3.5 AIL suppresses BRCA1 by downregulating P23 and thereby inhibits the homologous recombination pathway in GC

Our previous project concluded that AIL can downregulate the accessory chaperone of HSP90, P23.³ Since BRCA1 is a client protein of HSP90, we speculate that AIL inhibits BRCA1 by downregulating P23 in GC. However, there are no relevant studies on the regulatory effect of P23 on BRCA1. To arrive at a satisfying conclusion, we applied the P23 inhibitor, celastrol (CEL), to observe the changes in the protein levels of HSP90 and BRCA1 in GC. Expectedly, CEL can effectively suppress BRCA1 (Figure 5A). A confirmatory experiment was conducted, by using shRNA to knockout P23 in 2 efficient GC cell lines, namely AGS and SGC7901 (Figure 5B). Western blot revealed reduced BRCA1 protein expression (Figure 5C). We also conducted in vivo experiments (Figure 5C–E) with immunohistochemistry results supporting the same conclusion (Figure 5D: P23 knockout SGC7901 subcutaneous GC xenograft).

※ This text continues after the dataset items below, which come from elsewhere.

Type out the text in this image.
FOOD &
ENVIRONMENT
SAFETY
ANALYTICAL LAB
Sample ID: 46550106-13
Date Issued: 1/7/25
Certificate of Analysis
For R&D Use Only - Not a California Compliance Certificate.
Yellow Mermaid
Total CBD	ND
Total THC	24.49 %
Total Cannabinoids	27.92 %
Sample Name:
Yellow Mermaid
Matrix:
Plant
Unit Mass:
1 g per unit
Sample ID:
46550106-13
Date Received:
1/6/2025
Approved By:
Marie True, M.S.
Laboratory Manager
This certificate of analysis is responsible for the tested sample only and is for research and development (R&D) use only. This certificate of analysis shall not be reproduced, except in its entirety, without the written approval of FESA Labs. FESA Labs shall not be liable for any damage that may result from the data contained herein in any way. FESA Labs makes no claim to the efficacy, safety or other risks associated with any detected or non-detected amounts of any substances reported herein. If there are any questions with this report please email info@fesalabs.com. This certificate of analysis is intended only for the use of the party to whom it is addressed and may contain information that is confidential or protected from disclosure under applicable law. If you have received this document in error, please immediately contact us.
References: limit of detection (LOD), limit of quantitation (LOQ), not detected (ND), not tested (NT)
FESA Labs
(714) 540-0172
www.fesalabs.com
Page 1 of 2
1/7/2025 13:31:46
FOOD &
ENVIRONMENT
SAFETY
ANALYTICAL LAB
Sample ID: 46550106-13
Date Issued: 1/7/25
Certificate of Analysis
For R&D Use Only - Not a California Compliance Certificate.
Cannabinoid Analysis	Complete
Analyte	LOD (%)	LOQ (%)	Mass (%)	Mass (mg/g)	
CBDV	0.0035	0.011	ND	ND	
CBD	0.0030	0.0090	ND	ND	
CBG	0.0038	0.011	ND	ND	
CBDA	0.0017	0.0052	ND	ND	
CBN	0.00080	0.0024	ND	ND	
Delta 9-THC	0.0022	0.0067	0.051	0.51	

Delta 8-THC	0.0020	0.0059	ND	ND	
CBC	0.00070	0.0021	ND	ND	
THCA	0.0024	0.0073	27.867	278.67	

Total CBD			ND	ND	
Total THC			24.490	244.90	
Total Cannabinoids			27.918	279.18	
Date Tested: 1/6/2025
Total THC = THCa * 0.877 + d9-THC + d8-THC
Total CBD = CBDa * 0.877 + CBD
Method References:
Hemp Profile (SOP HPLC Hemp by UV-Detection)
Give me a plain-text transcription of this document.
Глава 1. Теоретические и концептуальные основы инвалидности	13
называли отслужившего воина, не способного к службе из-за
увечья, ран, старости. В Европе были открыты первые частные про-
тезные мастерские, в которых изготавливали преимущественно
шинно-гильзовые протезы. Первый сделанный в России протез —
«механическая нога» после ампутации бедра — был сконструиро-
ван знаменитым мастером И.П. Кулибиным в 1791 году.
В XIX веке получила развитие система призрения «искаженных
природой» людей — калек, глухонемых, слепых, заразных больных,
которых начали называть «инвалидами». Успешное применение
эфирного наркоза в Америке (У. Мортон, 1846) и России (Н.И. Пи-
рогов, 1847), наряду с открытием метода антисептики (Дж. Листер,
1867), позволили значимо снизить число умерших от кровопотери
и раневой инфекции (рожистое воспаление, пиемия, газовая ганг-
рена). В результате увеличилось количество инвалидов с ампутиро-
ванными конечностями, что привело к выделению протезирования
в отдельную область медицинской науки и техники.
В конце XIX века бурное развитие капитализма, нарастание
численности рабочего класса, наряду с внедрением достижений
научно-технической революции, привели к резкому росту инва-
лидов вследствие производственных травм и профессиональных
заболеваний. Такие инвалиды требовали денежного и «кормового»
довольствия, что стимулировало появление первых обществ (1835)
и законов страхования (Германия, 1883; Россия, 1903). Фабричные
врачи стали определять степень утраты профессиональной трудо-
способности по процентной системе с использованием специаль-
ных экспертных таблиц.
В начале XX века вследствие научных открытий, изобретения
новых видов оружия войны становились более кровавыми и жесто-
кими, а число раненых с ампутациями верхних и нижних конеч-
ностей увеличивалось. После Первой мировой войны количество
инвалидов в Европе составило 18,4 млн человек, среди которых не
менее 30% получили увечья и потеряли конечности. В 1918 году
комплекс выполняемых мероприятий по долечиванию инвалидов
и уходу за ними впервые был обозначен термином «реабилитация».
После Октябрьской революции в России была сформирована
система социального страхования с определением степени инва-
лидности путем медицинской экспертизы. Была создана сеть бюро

3.6 AIL with OLP aggravates DNA damage through the inhibition of BER and HR repair pathways

Homologous recombination repair deficiency (HRD) can only be achieved through suppressing the BRCA1 function, which is the key gene in the HR pathway. HRD leads to effective HR impairment, increasing double-strand DNA damage, finally resulting in cancer cell apoptosis.¹³ Hence, BRCA1 function impairment is the precondition to synthetic lethality. To evaluate the potential of AIL with OLP in suppressing BER and HR repair pathways, we measured the protein changes in XRCC1 and RAD51 among the control and experimental groups. Results show that AIL was effective at suppressing XRCC1, a single-strand DNA damage repair marker in the BER pathway, it was helpless when it comes to RAD51, the key marker in the HR repair pathway. On the contrary, OLP is ineffective at suppressing both of these markers, but when used with AIL, they are much more potent (Figure 6A). Therefore, AIL combined with OLP significantly inhibited the repair of DNA single-strand (XRCC1) and double-strand breaks (RAD51) in GC when compared with standalone usage (Figure 6B). In AIL resistant GC organoids, immunofluorescent tests showed that the combined drug is effective at suppressing BER and HR levels when compared to the control group (Figure 6C,D). We further explored XRCC1 and RAD51 expression levels in AIL resistant GC PDX models. The findings demonstrated that AIL+OLP are also effective in vivo (Figure 6E,F). All of the above concludes that AIL when combined with OLP functions by suppressing HSP90-BRCA1, causing HRD which then suppresses PARP1 activity, consequently inhibiting BER and HR repair pathway and thus compounds DNA damage.

3.7 AIL with OLP inhibits PDX growth

To evaluate the drug combination in vivo, we established a PDX with GC4 tissues. We found that while 3 mg/kg AIL or 50 mg/kg OLP are both effective at suppressing GC growth, the effects are more evident when used together (Figure 7A–C). Notably, these treatments (Con, AIL, OLP and ALP + OLP) did not significantly reduce the subjects' body mass (Figure 7D). Additionally, AIL with OLP did not affect liver and kidney function after treatment (Figure S2A–C). IHC tests of these PDX masses showed that the combined therapy significantly suppressed Caspase3 and Ki67 protein expressions while increasing the DNA damage marker γH2AX's protein expressions. All of the above proves that combined therapy is better than standalone at increasing DNA damage, inducing apoptosis of GC cells, and suppressing proliferation (Figure 8).